On Monday, the European Commission accused Meta of going against its antitrust laws by using its Facebook Marketplace to promote ads and distort outside competition. The commission warned Meta of the breach in an official statement and said if the company is found guilty, it could receive a fine of up to 10% of its annual global turnover.

In a complaint first filed last year, the commission accused Meta of using its power in the tech industry to incorporate online classified ads into its business and said this caused unfair trading conditions on rivals “for its own benefit.”

“With its Facebook social network, Meta reaches globally billions of monthly users and millions of active advertisers,” EU Antitrust Commissioner Margrethe Vestager said in the antitrust statement. “Our preliminary concern is that Meta ties its dominant social network Facebook to its online classified ad services called Facebook Marketplace,” meaning “Facebook users have no choice but to have access to Facebook Marketplace.”


By tying the Marketplace to Facebook, the commission said users on the media platform have automatic access to the Marketplace, “whether they want it or not.”
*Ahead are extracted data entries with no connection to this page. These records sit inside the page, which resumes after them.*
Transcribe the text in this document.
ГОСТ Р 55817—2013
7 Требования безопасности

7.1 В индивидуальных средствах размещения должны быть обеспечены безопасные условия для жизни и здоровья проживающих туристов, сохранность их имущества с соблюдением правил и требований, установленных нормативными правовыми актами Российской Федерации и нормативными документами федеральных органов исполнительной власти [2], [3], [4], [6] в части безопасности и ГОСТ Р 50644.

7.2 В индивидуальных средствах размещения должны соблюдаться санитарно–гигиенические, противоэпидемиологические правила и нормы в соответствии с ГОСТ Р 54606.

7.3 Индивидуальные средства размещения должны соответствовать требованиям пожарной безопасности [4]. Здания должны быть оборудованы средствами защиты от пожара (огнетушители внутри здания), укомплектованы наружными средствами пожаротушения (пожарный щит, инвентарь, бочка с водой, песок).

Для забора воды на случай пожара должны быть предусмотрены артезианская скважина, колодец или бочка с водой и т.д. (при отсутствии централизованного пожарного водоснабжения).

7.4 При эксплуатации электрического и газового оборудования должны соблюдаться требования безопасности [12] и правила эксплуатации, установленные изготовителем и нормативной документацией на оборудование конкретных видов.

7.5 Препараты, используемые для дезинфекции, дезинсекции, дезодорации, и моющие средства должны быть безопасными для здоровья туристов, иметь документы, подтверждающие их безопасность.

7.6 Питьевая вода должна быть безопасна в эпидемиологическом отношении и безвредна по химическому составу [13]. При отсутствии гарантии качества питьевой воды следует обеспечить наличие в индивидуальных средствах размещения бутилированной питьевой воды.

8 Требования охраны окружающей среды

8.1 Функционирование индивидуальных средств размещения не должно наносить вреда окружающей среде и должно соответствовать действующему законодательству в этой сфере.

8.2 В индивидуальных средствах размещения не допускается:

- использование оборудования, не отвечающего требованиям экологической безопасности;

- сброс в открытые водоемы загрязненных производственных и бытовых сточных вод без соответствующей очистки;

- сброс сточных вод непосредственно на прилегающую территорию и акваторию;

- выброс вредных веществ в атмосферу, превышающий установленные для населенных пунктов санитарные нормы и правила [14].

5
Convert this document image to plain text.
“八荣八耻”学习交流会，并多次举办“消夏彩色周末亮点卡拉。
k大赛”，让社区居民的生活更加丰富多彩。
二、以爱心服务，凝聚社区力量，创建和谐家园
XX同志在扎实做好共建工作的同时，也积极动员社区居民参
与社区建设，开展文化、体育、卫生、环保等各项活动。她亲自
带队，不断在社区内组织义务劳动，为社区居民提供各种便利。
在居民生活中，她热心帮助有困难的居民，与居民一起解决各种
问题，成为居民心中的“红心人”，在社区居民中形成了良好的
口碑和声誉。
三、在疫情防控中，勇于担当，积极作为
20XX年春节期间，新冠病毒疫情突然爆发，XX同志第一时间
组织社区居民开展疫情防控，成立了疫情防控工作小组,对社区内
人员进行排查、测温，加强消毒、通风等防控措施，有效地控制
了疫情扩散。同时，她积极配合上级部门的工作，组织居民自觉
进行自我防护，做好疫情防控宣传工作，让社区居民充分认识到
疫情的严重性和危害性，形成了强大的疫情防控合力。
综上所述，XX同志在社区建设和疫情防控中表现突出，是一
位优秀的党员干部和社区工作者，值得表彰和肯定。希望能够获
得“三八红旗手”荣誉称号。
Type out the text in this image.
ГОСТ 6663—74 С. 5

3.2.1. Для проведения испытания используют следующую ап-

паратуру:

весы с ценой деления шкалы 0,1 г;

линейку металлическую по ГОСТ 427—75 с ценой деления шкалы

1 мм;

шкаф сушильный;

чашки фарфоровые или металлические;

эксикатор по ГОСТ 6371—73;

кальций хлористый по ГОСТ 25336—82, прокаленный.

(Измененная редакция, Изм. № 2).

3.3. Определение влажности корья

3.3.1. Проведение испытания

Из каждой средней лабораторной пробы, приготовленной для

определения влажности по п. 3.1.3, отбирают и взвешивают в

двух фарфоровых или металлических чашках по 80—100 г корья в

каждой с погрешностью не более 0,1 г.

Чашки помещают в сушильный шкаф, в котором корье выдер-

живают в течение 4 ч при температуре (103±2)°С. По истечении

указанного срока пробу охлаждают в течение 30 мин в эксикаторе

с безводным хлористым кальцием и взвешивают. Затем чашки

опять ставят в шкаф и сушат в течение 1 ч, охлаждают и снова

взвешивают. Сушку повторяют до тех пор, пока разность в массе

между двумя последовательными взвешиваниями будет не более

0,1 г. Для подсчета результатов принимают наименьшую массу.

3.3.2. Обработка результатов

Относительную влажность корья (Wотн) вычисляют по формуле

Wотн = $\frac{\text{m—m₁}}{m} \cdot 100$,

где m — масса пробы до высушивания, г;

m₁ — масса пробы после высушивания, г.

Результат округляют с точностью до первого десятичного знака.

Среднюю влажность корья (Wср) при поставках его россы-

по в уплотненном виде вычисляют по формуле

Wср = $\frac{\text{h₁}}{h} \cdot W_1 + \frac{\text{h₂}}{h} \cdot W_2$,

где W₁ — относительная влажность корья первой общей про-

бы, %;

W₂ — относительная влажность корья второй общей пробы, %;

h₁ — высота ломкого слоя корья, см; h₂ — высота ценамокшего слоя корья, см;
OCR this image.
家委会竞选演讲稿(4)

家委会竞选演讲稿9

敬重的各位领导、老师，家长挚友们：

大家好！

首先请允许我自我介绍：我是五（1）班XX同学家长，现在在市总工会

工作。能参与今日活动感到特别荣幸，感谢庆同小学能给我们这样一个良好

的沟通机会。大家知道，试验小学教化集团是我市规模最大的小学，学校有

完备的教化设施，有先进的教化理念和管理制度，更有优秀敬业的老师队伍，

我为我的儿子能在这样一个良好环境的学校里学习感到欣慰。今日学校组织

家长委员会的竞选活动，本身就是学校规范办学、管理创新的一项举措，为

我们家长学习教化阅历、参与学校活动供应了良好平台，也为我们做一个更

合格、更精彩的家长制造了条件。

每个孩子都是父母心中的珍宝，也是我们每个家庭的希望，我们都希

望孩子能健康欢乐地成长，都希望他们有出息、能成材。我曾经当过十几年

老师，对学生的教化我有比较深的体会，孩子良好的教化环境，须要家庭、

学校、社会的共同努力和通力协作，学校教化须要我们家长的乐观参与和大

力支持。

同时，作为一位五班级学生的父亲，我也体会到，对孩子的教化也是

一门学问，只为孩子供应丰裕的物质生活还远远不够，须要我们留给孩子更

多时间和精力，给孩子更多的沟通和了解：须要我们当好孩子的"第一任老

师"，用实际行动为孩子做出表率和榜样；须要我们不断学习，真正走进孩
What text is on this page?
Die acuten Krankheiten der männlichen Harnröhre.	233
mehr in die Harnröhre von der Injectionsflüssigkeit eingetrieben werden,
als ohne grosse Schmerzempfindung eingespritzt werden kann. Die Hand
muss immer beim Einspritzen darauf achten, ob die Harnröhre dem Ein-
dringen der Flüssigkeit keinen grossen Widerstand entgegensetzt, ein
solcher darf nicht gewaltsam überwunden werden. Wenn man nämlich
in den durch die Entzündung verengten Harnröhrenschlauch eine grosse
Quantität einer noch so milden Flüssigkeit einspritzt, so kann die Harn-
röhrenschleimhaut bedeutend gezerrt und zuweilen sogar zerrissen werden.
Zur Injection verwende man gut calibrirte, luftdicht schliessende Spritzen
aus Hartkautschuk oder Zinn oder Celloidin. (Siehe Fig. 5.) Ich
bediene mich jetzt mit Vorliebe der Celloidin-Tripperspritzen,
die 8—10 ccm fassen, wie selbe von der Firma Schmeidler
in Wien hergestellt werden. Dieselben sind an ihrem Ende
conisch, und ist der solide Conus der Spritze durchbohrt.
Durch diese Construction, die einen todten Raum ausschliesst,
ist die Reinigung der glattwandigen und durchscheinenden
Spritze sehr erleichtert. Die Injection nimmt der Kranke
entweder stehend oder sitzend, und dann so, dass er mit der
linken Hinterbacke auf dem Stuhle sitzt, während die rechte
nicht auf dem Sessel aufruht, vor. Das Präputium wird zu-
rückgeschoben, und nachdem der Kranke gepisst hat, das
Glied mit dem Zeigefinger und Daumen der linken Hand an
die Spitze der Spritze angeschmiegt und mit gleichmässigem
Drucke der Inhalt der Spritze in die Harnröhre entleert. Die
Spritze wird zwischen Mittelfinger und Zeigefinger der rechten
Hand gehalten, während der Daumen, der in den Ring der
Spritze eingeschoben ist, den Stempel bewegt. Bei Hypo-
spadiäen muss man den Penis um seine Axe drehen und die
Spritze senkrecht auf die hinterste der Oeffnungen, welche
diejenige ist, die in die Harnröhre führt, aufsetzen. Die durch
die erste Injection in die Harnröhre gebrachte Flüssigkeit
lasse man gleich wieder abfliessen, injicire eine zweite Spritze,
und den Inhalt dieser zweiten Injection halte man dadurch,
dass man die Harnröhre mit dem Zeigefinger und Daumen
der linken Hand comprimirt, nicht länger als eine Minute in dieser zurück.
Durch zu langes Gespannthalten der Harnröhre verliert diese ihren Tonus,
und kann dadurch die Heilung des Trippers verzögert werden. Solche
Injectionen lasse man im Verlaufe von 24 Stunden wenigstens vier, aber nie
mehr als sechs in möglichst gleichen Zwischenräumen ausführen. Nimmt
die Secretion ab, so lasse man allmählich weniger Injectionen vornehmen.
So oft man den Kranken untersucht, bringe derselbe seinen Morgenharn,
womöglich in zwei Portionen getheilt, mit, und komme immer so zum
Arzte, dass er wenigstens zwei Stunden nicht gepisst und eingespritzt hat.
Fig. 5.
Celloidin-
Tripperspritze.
Facebook’s Marketplace launched in 2016 and is reportedly used by 800 million people to buy and sell items in 70 countries, but it was first placed under scrutiny by the EU Commission in 2019. The commission eventually launched an investigation in June last year to determine if Meta was using customers’ data on the platform to compete with advertisers unfairly.


A source familiar with the matter told Gizmodo that Meta doesn’t use advertising data from competitors. They went on to say that the company provides users with the option to use Marketplace, which they said provides more choices for consumers.

The EU Antitrust policy “encourages efficiency and innovation and reduces prices,” according to the official site. It adds, “ To be effective, competition requires companies to act independently of each other, but subject to the competitive pressure exerted by the others,” something the commission claims Meta’s Facebook Marketplace has not done.


The platform is regularly used by nearly three billion people who have immediate access to Facebook Marketplace, and the commission is working to assess if Facebook violated its competition law. The antitrust law was created to maintain competition in the EU through anti-competitive conduct regulations to ensure companies don’t create monopolies in the market.

“In today’s digital economy, data should not be used in ways that distort competition,” Vestager told Reuters last year. “We will look in detail at whether this data gives Facebook an undue competitive advantage in particular on the online classified ads sector, where people buy and sell goods every day, and where Facebook also competes with companies from which it collects data.”


Meta says it will review the commission’s complaints and is fully cooperating with the investigation. “The claims made by the European Commission are without foundation. We will continue to work with regulatory authorities to demonstrate that our product innovation is pro-consumer and pro-competitive,” a Meta spokesperson said in an emailed statement to Gizmodo.